For self-employed contractors, working through a limited company often means different tax commitments. Contractors must comply with IR35 rules in order to benefit from any tax benefits lawfully. IR35 is in place to make sure that contractors working in the same way as permanent full-time or part-time employees pay the same tax and national insurance as an employee to crack down on tax avoidance. Remember, HMRC can investigate your arrangements at any time.
Travel expenses are a hot topic currently with HMRC. To be able to deduct such expenses from your taxable income, the travel must be wholly and exclusively for business reasons.
However, many people work from home. HMRC argues that, in certain circumstances, travel to and from your home (even if you have a home office) may not be deductible, because you are also travelling to your home as well as your workplace.
I had a case recently involving a freelance consultant who worked from home, but lived in the same town as the head office of his main client. His client would often ask him to visit its offices in other cities around the country. The consultant lived near the station, so would walk to get the train to the other offices, and claimed the train fares as being tax deductible.

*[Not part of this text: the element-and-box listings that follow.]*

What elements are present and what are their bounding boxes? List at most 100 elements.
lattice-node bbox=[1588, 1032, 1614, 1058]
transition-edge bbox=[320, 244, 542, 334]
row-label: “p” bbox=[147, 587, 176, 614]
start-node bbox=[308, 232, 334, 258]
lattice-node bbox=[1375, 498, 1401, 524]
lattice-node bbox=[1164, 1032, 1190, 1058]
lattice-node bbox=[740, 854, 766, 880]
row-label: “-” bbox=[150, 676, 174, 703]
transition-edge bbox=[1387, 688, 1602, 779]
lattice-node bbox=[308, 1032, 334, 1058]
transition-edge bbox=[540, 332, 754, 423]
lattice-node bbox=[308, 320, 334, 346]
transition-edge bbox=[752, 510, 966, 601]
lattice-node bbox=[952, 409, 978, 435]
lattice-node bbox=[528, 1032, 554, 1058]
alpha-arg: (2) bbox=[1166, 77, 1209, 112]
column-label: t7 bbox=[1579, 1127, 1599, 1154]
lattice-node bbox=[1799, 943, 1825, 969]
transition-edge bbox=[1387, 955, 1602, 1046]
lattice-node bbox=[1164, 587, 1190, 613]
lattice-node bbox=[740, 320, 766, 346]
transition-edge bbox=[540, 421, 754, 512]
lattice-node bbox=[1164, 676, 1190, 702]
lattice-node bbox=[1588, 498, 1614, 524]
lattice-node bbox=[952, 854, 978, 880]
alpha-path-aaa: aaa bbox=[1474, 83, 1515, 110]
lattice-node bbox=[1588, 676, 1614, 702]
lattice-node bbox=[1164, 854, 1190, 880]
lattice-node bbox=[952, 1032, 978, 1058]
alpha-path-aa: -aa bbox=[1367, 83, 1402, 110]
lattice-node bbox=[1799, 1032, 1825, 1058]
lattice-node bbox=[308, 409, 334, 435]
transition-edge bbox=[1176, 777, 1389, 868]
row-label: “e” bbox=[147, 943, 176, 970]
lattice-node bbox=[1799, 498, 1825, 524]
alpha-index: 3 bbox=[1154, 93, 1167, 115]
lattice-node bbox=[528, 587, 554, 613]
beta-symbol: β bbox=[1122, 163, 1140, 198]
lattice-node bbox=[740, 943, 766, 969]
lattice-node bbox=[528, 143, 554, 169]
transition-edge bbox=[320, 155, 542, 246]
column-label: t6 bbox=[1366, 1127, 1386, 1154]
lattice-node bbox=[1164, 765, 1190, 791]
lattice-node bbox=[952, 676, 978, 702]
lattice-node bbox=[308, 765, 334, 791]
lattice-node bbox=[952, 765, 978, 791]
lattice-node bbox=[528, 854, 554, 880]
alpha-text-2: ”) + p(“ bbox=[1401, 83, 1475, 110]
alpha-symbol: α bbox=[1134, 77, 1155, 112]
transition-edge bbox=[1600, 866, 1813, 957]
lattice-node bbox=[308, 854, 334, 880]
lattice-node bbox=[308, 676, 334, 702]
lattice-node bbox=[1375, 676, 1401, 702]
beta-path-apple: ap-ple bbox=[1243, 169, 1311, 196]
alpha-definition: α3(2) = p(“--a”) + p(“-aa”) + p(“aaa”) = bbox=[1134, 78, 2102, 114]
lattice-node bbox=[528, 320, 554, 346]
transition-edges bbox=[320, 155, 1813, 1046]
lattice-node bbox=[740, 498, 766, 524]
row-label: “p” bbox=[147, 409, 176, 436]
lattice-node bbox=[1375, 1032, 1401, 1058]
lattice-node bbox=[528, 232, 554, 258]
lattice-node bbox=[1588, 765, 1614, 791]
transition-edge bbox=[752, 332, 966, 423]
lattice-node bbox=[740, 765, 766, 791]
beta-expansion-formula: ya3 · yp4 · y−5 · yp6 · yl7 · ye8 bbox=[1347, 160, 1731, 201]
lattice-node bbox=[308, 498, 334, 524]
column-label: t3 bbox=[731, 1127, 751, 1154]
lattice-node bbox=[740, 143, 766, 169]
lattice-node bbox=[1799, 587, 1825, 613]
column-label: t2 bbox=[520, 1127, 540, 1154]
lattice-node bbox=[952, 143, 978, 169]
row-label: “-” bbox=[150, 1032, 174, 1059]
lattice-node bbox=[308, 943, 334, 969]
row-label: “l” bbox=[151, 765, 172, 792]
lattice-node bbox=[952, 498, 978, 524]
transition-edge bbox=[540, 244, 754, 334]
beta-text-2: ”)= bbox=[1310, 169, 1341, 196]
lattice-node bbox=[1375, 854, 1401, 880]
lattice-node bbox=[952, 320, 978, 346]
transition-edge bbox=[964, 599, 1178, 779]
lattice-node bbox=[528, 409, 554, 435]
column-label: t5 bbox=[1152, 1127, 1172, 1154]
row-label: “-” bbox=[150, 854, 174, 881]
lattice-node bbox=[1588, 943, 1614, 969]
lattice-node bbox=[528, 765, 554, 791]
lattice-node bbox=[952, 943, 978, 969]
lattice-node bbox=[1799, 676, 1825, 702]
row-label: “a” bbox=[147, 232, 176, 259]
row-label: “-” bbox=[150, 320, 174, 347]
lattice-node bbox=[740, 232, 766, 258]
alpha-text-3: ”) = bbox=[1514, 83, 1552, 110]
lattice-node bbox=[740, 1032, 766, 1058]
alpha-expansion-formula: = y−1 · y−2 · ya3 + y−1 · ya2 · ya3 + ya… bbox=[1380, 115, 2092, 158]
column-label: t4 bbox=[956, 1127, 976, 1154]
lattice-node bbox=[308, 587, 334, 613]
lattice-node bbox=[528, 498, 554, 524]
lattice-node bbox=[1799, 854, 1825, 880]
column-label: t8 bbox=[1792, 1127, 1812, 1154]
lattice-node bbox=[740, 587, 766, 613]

So far, so good, you might think. But HMRC said the consultant was not travelling from workplace to workplace (in which case the expenses would be allowable), but from home to work (so they were not). The consultant challenged HMRC’s stance, but the cost of litigating the point was more than the tax at stake. As you are unlikely to recover your costs even if you win your case against HMRC, it may be cheaper to pay the tax than fight the point.
If you are a self-employed freelancer, then you need to ask your accountant if your travel expenses can be written off against tax, as getting it wrong can result in a large tax bill (plus interest and penalties).
What are the penalties?
If your tax return is wrong, then HMRC may charge you penalties in addition to the unpaid tax and interest.
The penalties are calculated according to the unpaid tax, so if you omit income from your return, and pay, say £100 less tax than you should have done, then as well as paying the tax, and interest, you may also have to pay a penalty which, depending on HMRC’s view of your behaviour, could be as much as a further £100.
If your mistake was innocent (you relied on your accountant to make a complicated computation and couldn’t reasonably have known that the answer was wrong) then you should resist the penalty claim, as penalties should only be imposed for behaviour that is careless or worse.
If your behaviour is said to be careless then, in certain circumstances, you can ask for the penalty to be suspended. If you do not make any further mistakes and pay all the tax due in the suspension period, then the penalty falls away.
If your behaviour is held to be deliberate, then you risk being required to comply, for a period of up to five years, with more stringent obligations, in terms of the amount of information you must provide to HMRC. If you fail to meet those requirements, or are late in paying your tax in that period, then you may face more serious penalties, including, in serious cases, criminal sanctions.
If your behaviour is held to be deliberate, you face a further problem: HMRC can publish your details as a tax defaulter. Think about all the people who have been reported in the press recently for their involvement in tax schemes – that could be you.
The bad publicity could seriously harm your business’s reputation. Also, you run the risk of clients such as charities and the government refusing to do business with you.
Check, check and check again
My advice is to spend some time going through your completed accounts and tax returns before your accountant submits them. If you have any concerns, then raise them with your accountant early.
This could help you to avoid the nightmare of becoming embroiled in an HMRC investigation, which could result in a large tax bill and a fine – as well as plenty of sleepless nights – for you.